4節
文字数 1,521文字
スピカは声を張り魔女に話し掛ける。
「近くの農園の代表として来ました!
姿を見せて話をさせて下さい!」
スピカの問いかけに対して大きな笑い声が返ってくる。話をする気などないという意思表示だと受け取って間違いない。
それならばこちらから勝手に会いに行くだけ。臆せずエントランス中央の一番大きなドアを開く。
が、その先はいくつもの巨大な岩で埋め尽くされているだけだった。
こんな足の踏み場も無い場所に居る訳ない。諦めて回れ右した時、背後からガタッと物音がした。

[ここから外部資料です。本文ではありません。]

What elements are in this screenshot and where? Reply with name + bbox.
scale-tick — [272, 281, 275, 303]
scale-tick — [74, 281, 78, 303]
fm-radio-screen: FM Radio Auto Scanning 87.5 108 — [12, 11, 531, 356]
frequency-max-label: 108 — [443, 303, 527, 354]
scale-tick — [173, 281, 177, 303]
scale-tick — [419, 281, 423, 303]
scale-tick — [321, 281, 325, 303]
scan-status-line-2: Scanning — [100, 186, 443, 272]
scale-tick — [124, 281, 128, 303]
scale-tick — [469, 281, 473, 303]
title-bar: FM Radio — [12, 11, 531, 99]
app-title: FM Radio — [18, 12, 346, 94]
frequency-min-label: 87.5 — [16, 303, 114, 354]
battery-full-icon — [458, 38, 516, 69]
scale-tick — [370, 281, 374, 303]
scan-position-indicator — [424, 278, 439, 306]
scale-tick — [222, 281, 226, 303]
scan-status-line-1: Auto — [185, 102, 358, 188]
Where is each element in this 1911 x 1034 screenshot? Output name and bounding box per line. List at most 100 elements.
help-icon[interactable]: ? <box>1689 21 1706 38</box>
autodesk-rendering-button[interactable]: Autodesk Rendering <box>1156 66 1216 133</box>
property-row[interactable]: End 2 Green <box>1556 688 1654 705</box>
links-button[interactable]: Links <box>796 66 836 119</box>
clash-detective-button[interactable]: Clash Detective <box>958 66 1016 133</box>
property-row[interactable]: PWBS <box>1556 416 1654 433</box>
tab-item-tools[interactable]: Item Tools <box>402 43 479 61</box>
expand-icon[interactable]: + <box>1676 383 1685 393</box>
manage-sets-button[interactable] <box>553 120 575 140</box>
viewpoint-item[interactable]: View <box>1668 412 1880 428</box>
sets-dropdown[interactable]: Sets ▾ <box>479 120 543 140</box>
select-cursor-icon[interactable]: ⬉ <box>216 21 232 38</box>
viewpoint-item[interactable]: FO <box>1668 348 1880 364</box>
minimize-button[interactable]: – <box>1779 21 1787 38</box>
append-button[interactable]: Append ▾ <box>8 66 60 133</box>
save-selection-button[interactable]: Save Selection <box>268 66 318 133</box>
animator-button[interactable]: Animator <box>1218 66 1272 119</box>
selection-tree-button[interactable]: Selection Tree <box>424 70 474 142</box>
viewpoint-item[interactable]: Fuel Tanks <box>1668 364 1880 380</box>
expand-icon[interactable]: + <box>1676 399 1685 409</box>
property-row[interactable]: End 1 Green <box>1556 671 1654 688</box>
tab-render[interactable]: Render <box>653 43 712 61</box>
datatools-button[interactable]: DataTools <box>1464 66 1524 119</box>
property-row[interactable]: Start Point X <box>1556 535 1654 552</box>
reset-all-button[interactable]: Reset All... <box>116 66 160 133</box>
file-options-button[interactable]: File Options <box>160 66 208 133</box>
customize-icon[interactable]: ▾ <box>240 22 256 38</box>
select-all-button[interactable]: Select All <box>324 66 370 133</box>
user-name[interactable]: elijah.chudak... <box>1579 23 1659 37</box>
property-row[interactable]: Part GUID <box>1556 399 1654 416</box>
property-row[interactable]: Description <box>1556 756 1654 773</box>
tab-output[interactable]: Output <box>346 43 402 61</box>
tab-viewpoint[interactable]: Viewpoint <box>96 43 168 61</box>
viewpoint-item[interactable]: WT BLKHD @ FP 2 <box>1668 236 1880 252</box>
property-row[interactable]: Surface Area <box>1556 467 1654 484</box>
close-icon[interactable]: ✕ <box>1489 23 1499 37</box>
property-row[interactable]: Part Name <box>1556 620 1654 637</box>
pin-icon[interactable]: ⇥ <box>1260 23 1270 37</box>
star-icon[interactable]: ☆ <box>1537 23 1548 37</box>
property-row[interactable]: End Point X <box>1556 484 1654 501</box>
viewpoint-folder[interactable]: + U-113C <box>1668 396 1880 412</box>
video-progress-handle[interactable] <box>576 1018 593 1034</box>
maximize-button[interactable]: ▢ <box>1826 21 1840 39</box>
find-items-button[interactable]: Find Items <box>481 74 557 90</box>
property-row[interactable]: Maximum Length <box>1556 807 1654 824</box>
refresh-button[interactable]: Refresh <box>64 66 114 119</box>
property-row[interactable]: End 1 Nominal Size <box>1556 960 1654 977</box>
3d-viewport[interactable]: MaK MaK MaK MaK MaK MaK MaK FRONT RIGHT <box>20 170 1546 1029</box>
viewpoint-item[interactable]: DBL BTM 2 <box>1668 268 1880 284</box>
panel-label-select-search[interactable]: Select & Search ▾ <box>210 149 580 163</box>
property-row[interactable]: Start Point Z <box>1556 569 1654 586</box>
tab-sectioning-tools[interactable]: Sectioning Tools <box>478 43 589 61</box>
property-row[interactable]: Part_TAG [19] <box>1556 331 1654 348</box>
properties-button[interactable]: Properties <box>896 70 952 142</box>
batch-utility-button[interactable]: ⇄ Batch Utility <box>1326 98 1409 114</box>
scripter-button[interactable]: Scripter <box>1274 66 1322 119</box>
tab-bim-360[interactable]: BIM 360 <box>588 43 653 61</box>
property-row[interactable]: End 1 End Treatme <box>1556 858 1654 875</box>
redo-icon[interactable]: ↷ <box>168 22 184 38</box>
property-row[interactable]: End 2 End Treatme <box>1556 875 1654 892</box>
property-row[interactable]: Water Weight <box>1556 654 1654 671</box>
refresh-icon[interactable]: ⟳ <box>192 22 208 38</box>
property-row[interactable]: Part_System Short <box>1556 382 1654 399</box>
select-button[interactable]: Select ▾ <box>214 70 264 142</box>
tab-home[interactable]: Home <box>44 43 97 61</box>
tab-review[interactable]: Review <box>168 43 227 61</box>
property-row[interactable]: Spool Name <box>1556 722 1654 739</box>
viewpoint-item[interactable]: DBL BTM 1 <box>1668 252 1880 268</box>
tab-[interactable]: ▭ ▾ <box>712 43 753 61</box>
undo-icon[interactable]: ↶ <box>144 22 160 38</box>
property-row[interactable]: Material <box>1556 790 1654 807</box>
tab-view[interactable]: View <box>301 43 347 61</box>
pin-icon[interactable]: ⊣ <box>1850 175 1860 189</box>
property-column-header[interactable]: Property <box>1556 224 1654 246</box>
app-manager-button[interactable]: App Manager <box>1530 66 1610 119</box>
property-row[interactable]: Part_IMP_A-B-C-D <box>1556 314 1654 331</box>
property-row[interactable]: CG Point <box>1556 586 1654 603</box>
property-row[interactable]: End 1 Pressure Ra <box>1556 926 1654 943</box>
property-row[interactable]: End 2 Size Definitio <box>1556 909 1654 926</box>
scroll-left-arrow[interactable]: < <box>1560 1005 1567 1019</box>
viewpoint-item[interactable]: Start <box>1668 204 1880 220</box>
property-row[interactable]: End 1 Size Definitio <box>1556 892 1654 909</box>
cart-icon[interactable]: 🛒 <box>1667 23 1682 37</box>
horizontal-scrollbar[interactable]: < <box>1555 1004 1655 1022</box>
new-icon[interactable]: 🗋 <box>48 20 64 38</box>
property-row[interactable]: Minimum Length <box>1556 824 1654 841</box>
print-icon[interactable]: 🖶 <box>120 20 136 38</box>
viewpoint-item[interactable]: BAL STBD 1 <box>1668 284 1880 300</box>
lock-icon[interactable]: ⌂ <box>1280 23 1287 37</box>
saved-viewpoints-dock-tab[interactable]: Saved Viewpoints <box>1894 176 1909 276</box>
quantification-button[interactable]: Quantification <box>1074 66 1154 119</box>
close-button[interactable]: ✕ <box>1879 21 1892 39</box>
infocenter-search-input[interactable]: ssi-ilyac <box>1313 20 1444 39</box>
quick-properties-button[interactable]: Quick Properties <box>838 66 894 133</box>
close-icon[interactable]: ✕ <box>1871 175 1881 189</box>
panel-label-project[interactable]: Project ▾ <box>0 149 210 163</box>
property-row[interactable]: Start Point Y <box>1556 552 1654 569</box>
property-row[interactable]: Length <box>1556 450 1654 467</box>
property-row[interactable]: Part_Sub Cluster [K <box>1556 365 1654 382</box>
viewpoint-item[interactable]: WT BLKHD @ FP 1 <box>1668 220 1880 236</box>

もしかして誰か居るのだろうか?もっとよく調べてみよう。
入り口を塞ぐ岩を乗り越えよう足を乗せる。すると突然、岩が一斉に激しく震え出す。
「なにこれ……!?
勝手に動いてる!?」
岩はまるで意志を持っているかのように1人でに動き出し、組み合わさって人型を形造った。窮屈そうにドアを潜りエントランスに出て来ると2本足で直立する。
大きい。4メートルは優に超えている。
その余りの大きさは1階にいながら頭が2階の天井に付きそうな程だ。
「ハハ……
こんな大きい人形が動く訳ないし、どうせまた幻覚でしょ!
ですよね、ビエラ様?」
ビエラを見るとアホ毛をプルプルと震えさせながら、目を見開いて硬直していた。
ビエラにも同じ物が見えている。つまりこれは……幻覚ではない!
「はえ〜、魔女ってこんなこともできるんですねぇ〜
…………
逃げるッ!!」
近くにあった別のドアを開け、そこに逃げ込む。
小さな窓が一つあるだけの小部屋。物置部屋だろうか。
あの大きさならこの小さなドアは絶対に通れない。これで一先ずは安心……
とはいかず、人形は長い腕を伸ばし侵入してきた!
慌てて部屋の一番奥まで逃げ、壁に出来るだけ引っ付く。
人形の手が眼前まで迫って来たが、ギリギリ部屋の一番奥までは手が届いていない。
だが岩人形は簡単には諦めず、目一杯入り口に体を押し付ける。その圧力で部屋全体が軋む。これでは壁を壊して入って来るのも時間の問題だ。
ビエラは大丈夫か!?
そう思ってビエラを見ると、余りの恐怖に今にも泣き出しそうな顔をしていた。
泣く。という事は……
また”アレ”が起きる!?
(やった!これで勝てる!
相手は人形、構わずやっつけちゃって下さい!!)
射した希望に笑みが零れるスピカ。
だがこの時、ビエラは思い出した。以前転んで泣きそうになった時、スピカが言っていた言葉を。
〜〜〜〜〜〜〜〜〜〜
「いいですかビエラ様。
今の時代、女でも強くなきゃ生きていけません。
いえ、寧ろ女だからこそ弱いと思われちゃダメなんです!
だから簡単に涙を見せちゃいけませんよ!!」
〜〜〜〜〜〜〜〜〜〜
ビエラは鼻水を啜り、溢れそうだった涙を拭った。そして……
「(・`ω´・ )キリッ!!」
「た、耐えた!偉いッ!!
……いや偉くない!今は泣いて良いんですよ!」
その時、遂に入り口の壁が崩れた!
人形が四つん這いになりながら入ってくる!
「仕方ない……ッ!!
ビエラ様!あの窓から外に出すので逃げて下さいッ!!」
スピカはビエラを抱え上げ、押し込む様にして窓から外に放り出す。
その直後、スピカは人形に掴まれ片手で軽々と持ち上げられる。人形は口元にスピカを近付けながら大きく口を開く。
食べられるかと思いきや人形は口の前で手を止めた。すると口からガスの様なものを吹き出した。
いきなりの事に息を止めるのが間に合わず、スピカはそれを直に吸い込んでしまう。直後、強烈な睡魔に襲われる。
(お願いビエラ様……
どうか無事でいて………)
そう願いながらスピカは意識を失った。